How the UPI would be protected. The longstanding claim that a UPI would increase risks to a patient’s privacy and security may be less persuasive than in the past. “People in civil liberties say ‘privacy,’ but news flash – we’ve pretty easily identified now. The argument is old and not valid anymore,” says Lucci.

On the other hand, using a UPI could reduce privacy concerns, because fewer data elements would be needed to effectuate patient matching, says Buitendijk. And since the UPI would, unlike Social Security Numbers, be limited only to health records, the narrow purpose can mitigate privacy and security risks, says Scott Afzal, president of Audacious Inquiry, a Baltimore-based health IT company. However, as with any data, there are privacy and security risks that would need to be mitigated. There may also need to be new rules limiting the use of a UPI, says Herold.

The cost of implementation. The expense for the government to issue UPIs – and for providers, health plans and other stakeholders – to retool their systems to use them, would be immense. “Healthcare is already stretched out to the max,” says Lucci. A 2008 Rand study estimated it would cost $1.5 billion to $11.1 billion to issue UPIs, and those figures presumably have not decreased. However, Rand also found that UPIs had the potential efficiency savings of $77 billion a year at the 90 percent level of adoption.

The road ahead

Now that HHS almost has the go-ahead to explore the implementation of a UPI, the government should start looking at how to create a national roadmap regarding patient matching, involving HHS, private industry, and public health, suggests Kate McFadyen, director of government affairs for the American Health Information Management Association (AHIMA).

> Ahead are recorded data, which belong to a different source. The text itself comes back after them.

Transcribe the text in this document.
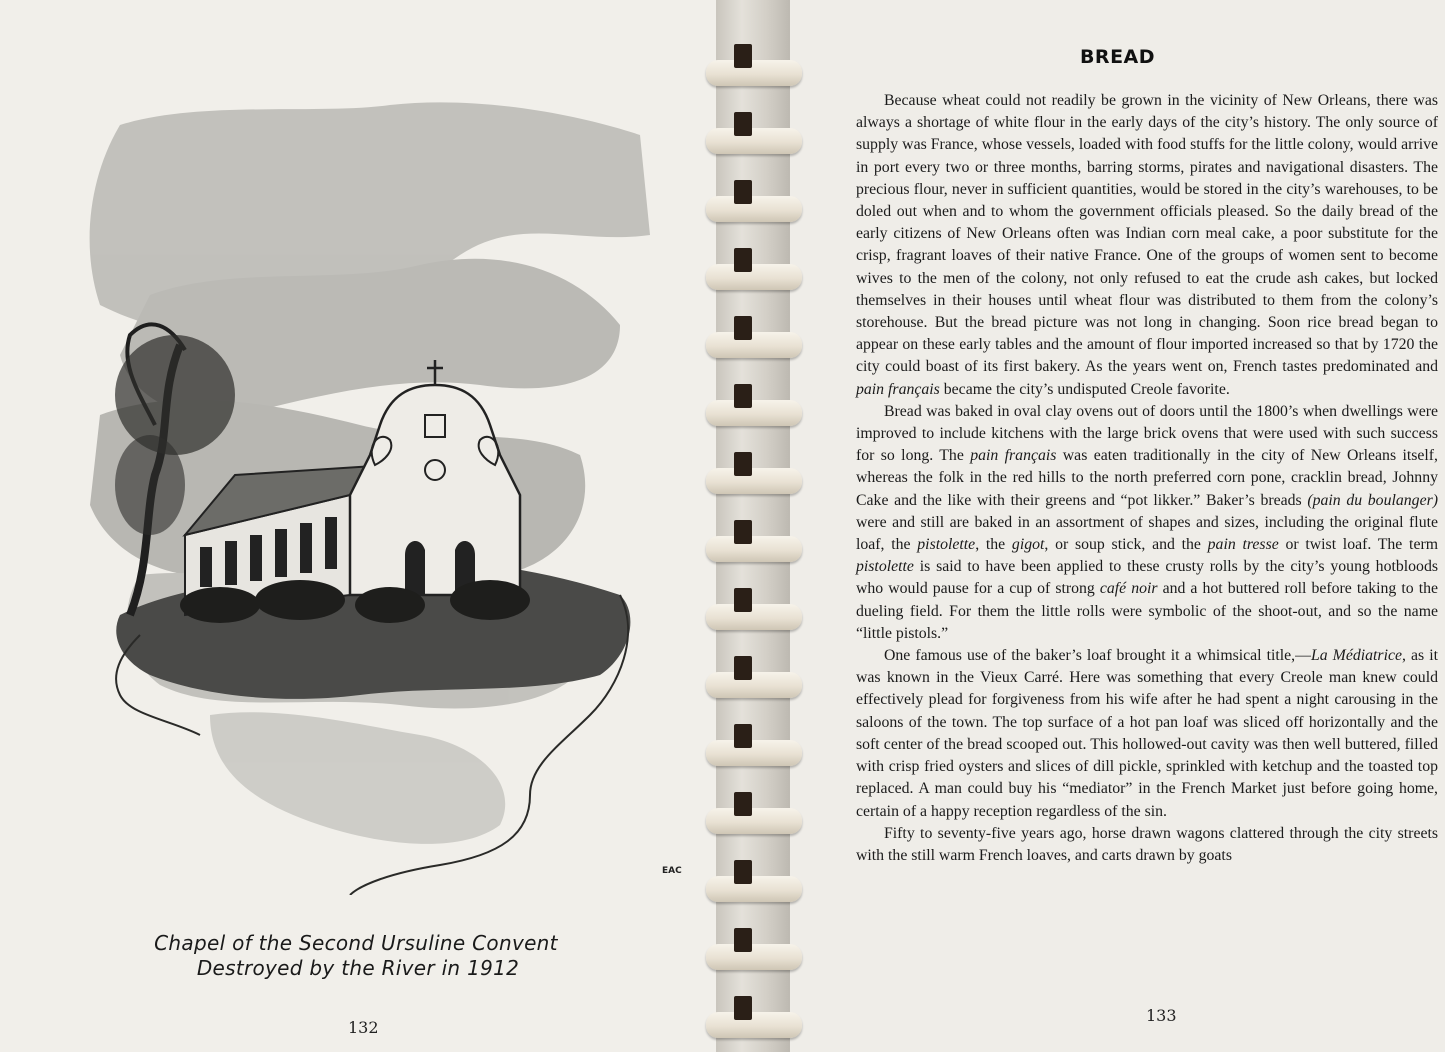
EAC
Chapel of the Second Ursuline Convent
Destroyed by the River in 1912
132
BREAD

Because wheat could not readily be grown in the vicinity of New Orleans, there was always a shortage of white flour in the early days of the city’s history. The only source of supply was France, whose vessels, loaded with food stuffs for the little colony, would arrive in port every two or three months, barring storms, pirates and navigational disasters. The precious flour, never in sufficient quantities, would be stored in the city’s warehouses, to be doled out when and to whom the government officials pleased. So the daily bread of the early citizens of New Orleans often was Indian corn meal cake, a poor substitute for the crisp, fragrant loaves of their native France. One of the groups of women sent to become wives to the men of the colony, not only refused to eat the crude ash cakes, but locked themselves in their houses until wheat flour was distributed to them from the colony’s storehouse. But the bread picture was not long in changing. Soon rice bread began to appear on these early tables and the amount of flour imported increased so that by 1720 the city could boast of its first bakery. As the years went on, French tastes predominated and pain français became the city’s undisputed Creole favorite.

Bread was baked in oval clay ovens out of doors until the 1800’s when dwellings were improved to include kitchens with the large brick ovens that were used with such success for so long. The pain français was eaten traditionally in the city of New Orleans itself, whereas the folk in the red hills to the north preferred corn pone, cracklin bread, Johnny Cake and the like with their greens and “pot likker.” Baker’s breads (pain du boulanger) were and still are baked in an assortment of shapes and sizes, including the original flute loaf, the pistolette, the gigot, or soup stick, and the pain tresse or twist loaf. The term pistolette is said to have been applied to these crusty rolls by the city’s young hotbloods who would pause for a cup of strong café noir and a hot buttered roll before taking to the dueling field. For them the little rolls were symbolic of the shoot-out, and so the name “little pistols.”

One famous use of the baker’s loaf brought it a whimsical title,—La Médiatrice, as it was known in the Vieux Carré. Here was something that every Creole man knew could effectively plead for forgiveness from his wife after he had spent a night carousing in the saloons of the town. The top surface of a hot pan loaf was sliced off horizontally and the soft center of the bread scooped out. This hollowed-out cavity was then well buttered, filled with crisp fried oysters and slices of dill pickle, sprinkled with ketchup and the toasted top replaced. A man could buy his “mediator” in the French Market just before going home, certain of a happy reception regardless of the sin.

Fifty to seventy-five years ago, horse drawn wagons clattered through the city streets with the still warm French loaves, and carts drawn by goats

133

It may not need to start from scratch. For instance, Patient ID Now, a coalition of about 50 organizations, in April published a proposed framework for a national strategy on patient identity to improve patient identification and matching. The framework details issues to be addressed and makes concrete recommendations, such as identifying performance measures, reviewing alternate ways of handling patient consent, and encouraging collaboration with industry-based patient matching efforts. This blueprint discusses the UPI but itself is solution agnostic, according to McFadyen.

A report on the topic from HHS’ Office of the National Coordinator for Health IT, mandated by Congress in 2020 and expected later in 2021, should also help inform the government as to how to proceed.

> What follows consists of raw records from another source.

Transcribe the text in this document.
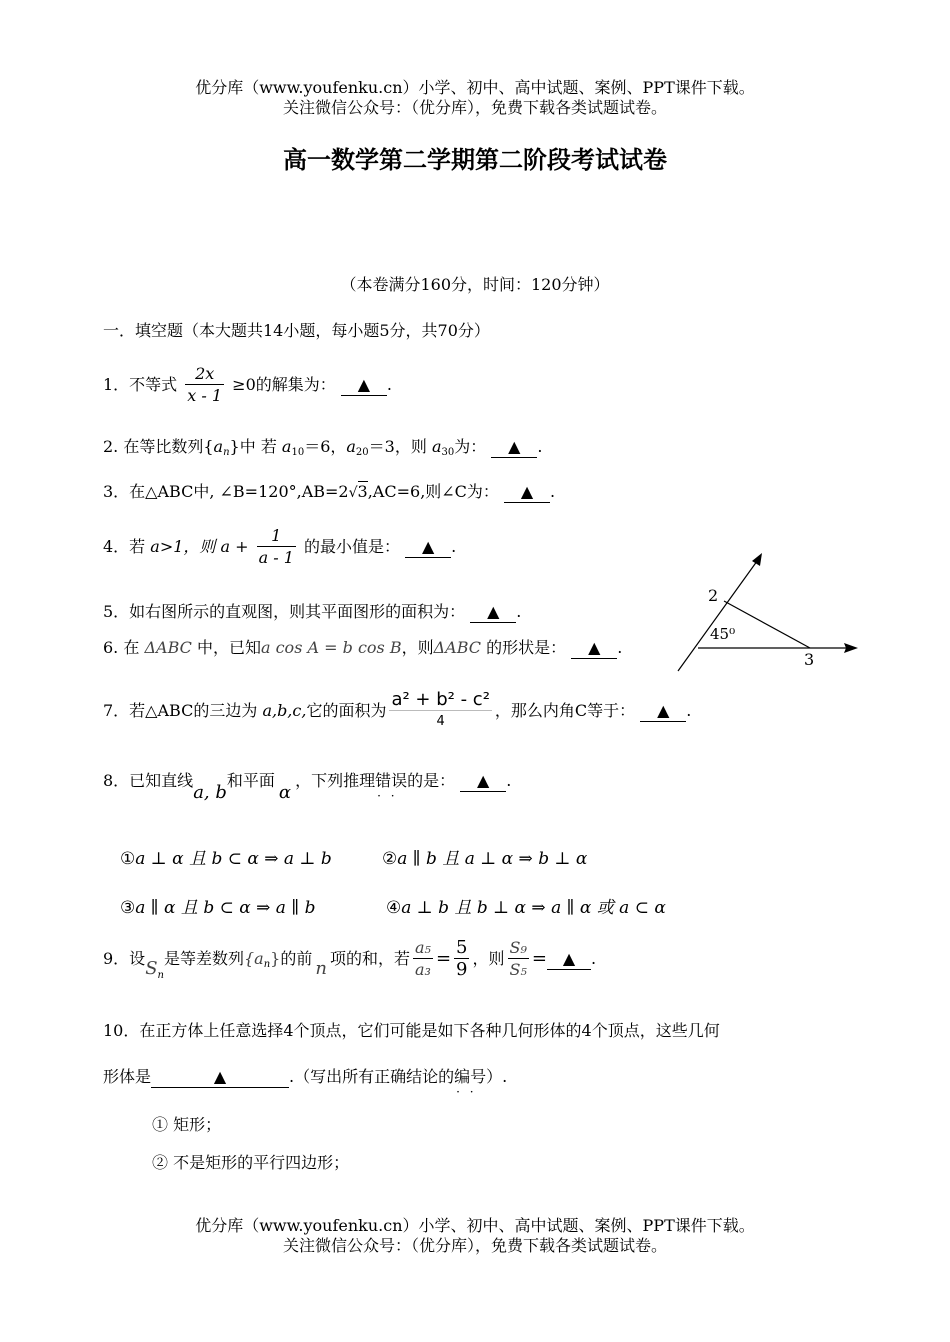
优分库（www.youfenku.cn）小学、初中、高中试题、案例、PPT课件下载。
关注微信公众号：（优分库），免费下载各类试题试卷。
高一数学第二学期第二阶段考试试卷
（本卷满分160分，时间：120分钟）
一．填空题（本大题共14小题，每小题5分，共70分）
1．不等式 $\frac{2x}{x - 1} \ge 0$的解集为： ▲ .
2. 在等比数列$\{a_n\}$中 若 $a_{10}=6$，$a_{20}=3$，则 $a_{30}$为： ▲ .
3．在△ABC中, ∠B=120°,AB=2√3,AC=6,则∠C为： ▲ .
4．若 a>1，则 $a + \frac{1}{a - 1}$ 的最小值是： ▲ .
5．如右图所示的直观图，则其平面图形的面积为： ▲ .
6. 在 ΔABC 中，已知a cos A = b cos B，则ΔABC 的形状是： ▲ .
2
45⁰
3
7．若△ABC的三边为 a,b,c,它的面积为 $\frac{\text{a² + b² - c²}}{4}$ ，那么内角C等于： ▲ .
8．已知直线a, b和平面α，下列推理错误 · ·的是： ▲ .
①a ⊥ α 且 b ⊂ α ⇒ a ⊥ b	②a ∥ b 且 a ⊥ α ⇒ b ⊥ α
③a ∥ α 且 b ⊂ α ⇒ a ∥ b	④a ⊥ b 且 b ⊥ α ⇒ a ∥ α 或 a ⊂ α
9．设$S_n$是等差数列$\{a_n\}$的前 n 项的和，若 $\frac{\text{a₅}}{\text{a₃}} = \frac{5}{9}$ ，则 $\frac{\text{S₉}}{\text{S₅}}$ = ▲ .
10．在正方体上任意选择4个顶点，它们可能是如下各种几何形体的4个顶点，这些几何
形体是	▲	.（写出所有正确结论的编号 · ·）.
① 矩形；
② 不是矩形的平行四边形；
优分库（www.youfenku.cn）小学、初中、高中试题、案例、PPT课件下载。
关注微信公众号：（优分库），免费下载各类试题试卷。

And while improving patient matching is a top priority in the United States, some caution was urged.

“First, look at what exists today and what we already know. Capture past research and set a plan that sets us at a good cadence. You want to balance between urgency and diligence that inspires confidence of stakeholders that it’s being looked at in a thoughtful way” says Afzal.

HHS’ review of UPI adoption may also influence related discussions on privacy. “The way patient matching is set up in the private sector, especially referential matching from other industries, is using surveillance without consent and transparency. The UPI is good, but the laws need to be improved, and the way to get that done is federal oversight. Getting the federal government involved will be an incentive to handle this privacy issue and force people to realize we need a federal national privacy law,” says Gropper.